Was die alte Lok im Krieg wann wohin gezogen hat, ist unklar, klar ist aber, dass sie etwas abgekriegt hat, jedenfalls ihr Tender: „Einschusslöcher auf der rechten Tenderseite“, mit Blech ausgebessert, diagnostizieren die Experten bei der Bestandsaufnahme nach Ankunft in Göppingen. Klar ist auch, dass sie noch lange nach Kriegsende unter Dampf im Dienst war, meist im Bahnbetriebswerk im hessischen Bebra. Es gibt alte Fotos, auf denen sie einen mit Kalisalz beladenen Güterzug zieht. 1960 wird die Kohlefeuerung aus- und eine Ölfeuerung eingebaut, im Tender ist jetzt keine Kohle mehr, sondern Schweröl. Im Jahr 1977 wird sie in Emden als eine der letzten Dampfloks der Bundesbahn ausgemustert. Irgendwann kommt sie aus dem hohen Norden in den Süden nach Kornwestheim.
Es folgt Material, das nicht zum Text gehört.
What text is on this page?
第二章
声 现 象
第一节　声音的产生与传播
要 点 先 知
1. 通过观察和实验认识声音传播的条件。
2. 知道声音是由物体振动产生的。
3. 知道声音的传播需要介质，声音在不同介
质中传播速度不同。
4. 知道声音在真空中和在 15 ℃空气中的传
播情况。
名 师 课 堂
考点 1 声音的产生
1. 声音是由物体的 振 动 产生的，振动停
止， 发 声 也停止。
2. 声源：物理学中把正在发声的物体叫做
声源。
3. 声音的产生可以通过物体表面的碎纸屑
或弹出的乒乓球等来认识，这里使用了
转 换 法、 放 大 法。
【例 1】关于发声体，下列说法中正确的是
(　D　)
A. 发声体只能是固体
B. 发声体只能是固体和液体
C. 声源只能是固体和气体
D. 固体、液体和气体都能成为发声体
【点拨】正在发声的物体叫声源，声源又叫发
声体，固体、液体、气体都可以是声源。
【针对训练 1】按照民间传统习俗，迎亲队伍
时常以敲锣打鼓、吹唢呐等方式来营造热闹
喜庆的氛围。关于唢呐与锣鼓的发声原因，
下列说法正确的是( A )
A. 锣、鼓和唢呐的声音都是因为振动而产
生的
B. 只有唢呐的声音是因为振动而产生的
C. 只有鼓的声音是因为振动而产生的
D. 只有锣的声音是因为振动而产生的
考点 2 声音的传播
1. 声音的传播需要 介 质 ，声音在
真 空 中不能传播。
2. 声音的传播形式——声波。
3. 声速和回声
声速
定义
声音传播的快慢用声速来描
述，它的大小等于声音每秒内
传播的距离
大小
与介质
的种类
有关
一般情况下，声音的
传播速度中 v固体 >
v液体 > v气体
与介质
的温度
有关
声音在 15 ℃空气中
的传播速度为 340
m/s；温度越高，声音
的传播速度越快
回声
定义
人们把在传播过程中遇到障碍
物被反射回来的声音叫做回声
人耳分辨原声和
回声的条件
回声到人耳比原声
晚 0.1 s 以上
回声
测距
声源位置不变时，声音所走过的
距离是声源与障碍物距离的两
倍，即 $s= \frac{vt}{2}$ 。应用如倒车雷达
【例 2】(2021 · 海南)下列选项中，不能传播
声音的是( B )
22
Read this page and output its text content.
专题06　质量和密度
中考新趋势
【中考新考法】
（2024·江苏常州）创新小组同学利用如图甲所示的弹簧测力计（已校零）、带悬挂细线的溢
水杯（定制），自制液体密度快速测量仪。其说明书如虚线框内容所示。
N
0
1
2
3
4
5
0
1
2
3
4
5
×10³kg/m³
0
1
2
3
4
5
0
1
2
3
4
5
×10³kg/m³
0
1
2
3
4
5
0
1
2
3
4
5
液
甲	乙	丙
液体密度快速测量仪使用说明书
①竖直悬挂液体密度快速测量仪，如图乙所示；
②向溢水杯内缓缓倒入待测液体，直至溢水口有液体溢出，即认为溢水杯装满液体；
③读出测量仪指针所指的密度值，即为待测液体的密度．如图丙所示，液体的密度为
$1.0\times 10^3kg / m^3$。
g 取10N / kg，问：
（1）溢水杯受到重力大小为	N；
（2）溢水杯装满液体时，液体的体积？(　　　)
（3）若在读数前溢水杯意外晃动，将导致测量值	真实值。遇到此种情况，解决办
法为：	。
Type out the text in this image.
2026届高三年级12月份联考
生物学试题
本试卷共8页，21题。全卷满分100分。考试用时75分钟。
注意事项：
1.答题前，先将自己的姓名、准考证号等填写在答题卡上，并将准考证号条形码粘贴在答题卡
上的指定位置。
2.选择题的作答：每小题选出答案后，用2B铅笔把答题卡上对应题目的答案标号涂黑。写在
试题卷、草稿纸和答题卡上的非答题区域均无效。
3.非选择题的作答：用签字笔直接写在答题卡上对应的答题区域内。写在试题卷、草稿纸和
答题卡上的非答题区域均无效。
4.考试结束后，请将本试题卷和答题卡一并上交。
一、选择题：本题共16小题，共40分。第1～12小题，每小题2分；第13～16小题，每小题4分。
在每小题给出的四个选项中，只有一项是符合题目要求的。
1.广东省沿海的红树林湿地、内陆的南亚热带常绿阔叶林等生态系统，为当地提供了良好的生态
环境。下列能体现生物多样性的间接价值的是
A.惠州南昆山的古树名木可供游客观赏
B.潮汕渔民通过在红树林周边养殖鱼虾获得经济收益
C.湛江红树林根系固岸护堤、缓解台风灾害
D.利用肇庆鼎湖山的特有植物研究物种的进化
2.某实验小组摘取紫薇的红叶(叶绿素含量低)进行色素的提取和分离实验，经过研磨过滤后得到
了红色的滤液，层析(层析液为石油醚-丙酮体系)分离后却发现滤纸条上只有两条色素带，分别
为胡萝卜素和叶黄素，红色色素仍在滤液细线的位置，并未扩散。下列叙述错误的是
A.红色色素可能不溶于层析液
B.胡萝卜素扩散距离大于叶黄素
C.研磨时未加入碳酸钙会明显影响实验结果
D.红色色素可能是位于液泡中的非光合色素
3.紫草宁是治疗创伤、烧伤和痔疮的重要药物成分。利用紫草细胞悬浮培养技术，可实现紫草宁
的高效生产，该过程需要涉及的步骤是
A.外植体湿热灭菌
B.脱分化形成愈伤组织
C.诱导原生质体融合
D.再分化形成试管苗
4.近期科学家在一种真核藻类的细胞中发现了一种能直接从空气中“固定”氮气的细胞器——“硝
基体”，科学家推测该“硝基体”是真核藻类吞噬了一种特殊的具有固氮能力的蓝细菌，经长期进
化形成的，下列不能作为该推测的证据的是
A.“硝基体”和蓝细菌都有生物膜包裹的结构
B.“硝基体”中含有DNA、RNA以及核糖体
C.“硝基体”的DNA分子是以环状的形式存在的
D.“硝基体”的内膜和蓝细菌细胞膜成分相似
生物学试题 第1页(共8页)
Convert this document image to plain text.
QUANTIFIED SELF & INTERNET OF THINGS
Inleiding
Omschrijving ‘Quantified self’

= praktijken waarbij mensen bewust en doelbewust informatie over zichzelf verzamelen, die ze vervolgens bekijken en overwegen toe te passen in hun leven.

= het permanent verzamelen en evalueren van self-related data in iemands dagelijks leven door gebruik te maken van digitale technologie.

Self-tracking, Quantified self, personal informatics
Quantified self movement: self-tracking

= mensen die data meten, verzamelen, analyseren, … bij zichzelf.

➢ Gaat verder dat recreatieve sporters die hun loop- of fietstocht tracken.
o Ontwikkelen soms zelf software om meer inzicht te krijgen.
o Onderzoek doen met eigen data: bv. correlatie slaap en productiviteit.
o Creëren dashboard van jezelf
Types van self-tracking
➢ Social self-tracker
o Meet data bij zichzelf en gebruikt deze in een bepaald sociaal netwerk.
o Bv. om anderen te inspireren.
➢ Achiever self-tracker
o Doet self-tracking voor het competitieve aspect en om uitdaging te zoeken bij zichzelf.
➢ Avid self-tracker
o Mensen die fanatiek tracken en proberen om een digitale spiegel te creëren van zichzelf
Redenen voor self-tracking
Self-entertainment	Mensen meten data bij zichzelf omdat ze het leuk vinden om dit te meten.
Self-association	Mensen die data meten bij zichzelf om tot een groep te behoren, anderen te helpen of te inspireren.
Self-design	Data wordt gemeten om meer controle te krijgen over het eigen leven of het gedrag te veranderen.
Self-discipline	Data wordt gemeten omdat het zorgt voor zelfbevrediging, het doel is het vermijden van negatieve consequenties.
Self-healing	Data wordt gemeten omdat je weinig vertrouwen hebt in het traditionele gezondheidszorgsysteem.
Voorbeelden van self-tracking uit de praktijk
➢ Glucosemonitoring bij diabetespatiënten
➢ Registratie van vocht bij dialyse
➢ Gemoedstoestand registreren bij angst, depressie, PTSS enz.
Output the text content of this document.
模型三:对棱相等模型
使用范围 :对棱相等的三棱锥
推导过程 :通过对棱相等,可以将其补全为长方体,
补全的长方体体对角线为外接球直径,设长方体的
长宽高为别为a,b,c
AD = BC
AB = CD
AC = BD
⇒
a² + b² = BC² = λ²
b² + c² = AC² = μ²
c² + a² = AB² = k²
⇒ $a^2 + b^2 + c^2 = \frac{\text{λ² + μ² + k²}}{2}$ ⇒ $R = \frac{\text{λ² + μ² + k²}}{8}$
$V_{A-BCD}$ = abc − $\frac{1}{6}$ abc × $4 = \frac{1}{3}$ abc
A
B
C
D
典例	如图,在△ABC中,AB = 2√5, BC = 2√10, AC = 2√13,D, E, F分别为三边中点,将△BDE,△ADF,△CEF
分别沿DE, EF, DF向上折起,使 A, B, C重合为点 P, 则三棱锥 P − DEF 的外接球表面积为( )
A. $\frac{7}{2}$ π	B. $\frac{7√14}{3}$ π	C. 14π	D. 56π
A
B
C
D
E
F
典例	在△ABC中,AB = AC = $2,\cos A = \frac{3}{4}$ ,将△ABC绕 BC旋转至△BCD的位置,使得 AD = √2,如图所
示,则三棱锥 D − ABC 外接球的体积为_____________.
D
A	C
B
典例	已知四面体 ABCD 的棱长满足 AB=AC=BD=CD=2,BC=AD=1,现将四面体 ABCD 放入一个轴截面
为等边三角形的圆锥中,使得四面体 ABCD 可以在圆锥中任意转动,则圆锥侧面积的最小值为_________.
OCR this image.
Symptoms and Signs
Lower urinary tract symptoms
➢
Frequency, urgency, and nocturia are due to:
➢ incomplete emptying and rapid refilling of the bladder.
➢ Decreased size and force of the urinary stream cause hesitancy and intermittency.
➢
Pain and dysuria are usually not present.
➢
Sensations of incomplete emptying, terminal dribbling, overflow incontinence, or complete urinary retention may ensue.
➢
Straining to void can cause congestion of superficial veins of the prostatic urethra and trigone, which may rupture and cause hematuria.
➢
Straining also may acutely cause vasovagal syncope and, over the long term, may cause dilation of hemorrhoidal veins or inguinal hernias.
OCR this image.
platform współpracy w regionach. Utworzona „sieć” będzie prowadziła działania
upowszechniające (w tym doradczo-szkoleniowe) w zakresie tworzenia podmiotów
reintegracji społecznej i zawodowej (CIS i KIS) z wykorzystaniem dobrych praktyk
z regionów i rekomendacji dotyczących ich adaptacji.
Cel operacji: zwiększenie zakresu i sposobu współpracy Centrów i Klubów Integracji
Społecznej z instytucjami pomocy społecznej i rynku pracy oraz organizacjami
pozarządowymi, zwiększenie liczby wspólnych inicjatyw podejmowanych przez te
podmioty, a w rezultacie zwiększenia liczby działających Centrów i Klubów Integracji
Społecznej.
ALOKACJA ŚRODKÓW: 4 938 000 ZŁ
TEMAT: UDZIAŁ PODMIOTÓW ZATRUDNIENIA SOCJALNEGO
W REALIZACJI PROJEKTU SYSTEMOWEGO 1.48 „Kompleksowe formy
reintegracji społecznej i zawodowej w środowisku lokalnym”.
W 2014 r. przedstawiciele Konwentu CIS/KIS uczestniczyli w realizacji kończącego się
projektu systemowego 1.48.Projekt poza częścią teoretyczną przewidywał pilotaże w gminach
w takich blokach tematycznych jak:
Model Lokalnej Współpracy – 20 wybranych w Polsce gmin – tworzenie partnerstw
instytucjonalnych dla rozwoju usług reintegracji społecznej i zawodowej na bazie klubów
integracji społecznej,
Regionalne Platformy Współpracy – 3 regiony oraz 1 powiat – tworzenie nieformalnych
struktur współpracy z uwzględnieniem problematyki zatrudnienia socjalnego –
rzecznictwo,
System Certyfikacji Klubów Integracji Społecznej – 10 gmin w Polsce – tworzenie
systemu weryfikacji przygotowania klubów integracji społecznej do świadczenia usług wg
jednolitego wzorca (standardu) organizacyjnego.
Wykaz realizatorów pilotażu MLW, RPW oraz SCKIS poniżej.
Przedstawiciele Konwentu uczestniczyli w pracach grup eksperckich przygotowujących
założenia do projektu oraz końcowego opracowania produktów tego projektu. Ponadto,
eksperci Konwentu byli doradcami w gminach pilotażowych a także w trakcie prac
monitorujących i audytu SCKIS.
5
Die Lok ist eine Dauerleihgabe

Die Stadt ist bis heute Eigentümerin der Lok, sie wird nach Heilbronn verliehen, gelangt von dort als „unbefristete Dauerleihgabe“ nach Göppingen. Sie hat also viel erlebt. Mindestens einen „alten Bekannten“ der Lok gibt es in Deutschland noch. Er steht im hessischen Bebra. Dort war Nummer 44 1315 lange zuhause, auf dem Schild am Führerstand ist noch zu lesen: „Bw Bebra“ (Bahnbetriebswerk Bebra). Direkt an den Gleisen steht in Bebra noch der alte Wasserturm aus dem Jahr 1910, aus dem die Göppinger-Märklin-Lok sicher häufig mit Wasser, 32 Kubikmeter passen in den Tank, befüllt wurde. Zuhause fühlen kann sie sich aber jetzt im Filstal: Die alte Krupp-Lok aus dem Ruhrpott steht auf Krupp-Schienen von 1935, die Essenerinnen genießen also gemeinsam ihren Ruhestand in Göppingen.

Von Heilbronn über den Göppinger Bahnhof zum Märklin-Werk

Umzug
 Zum wohl letzten Mal auf eigener Achse rollte die Lok 44 1315 von ihrem Standort Heilbronn nach Göppingen, ganz langsam gezogen von einer auch nicht mehr ganz jungen Diesel-Kollegin. „Mit 10 bis 15 Stundenkilometern“, mehr war nicht drin, erinnert sich Eric-Michael Peschel.

Ereignis
In Göppingen wartet der ganz große Bahnhof: Am 12. September 2018 ist was los in der Stadt. Die 100-Tonnen-Lok wird von zwei Kränen von der Schiene auf den Tieflader gehoben und rollt am Abend durch die Innenstadt zum Märklin-Werk in der Stuttgarter Straße. Sie ist nicht allein auf ihrer Fahrt, tausende Bahn-, Lok- und Märklin-Begeisterte begleiten den schleichenden Koloss zu Fuß, auf dem Rad, mit unzähligen Handys und Kameras. Bäume müssen zurechtgeschnitten, Ampel demontiert werden, damit die rund 4,5 Meter hohe Lok, die auf einem einen Meter hohen Tieflader steht, überall durchpasst.

Museum
Genauso lang wie ein ordentlicher Spielfilm, rund 90 Minuten, dauert die Fahrt, dann ist die Lok nach spannendem Finale an der Engstelle Parkplatzzufahrt am Ziel. Am Tag darauf wird sie auf die schon gelegten Gleise gehoben, wohlbehütet unter einem „Lokport“, das an eine Märklin-Schachtel erinnert.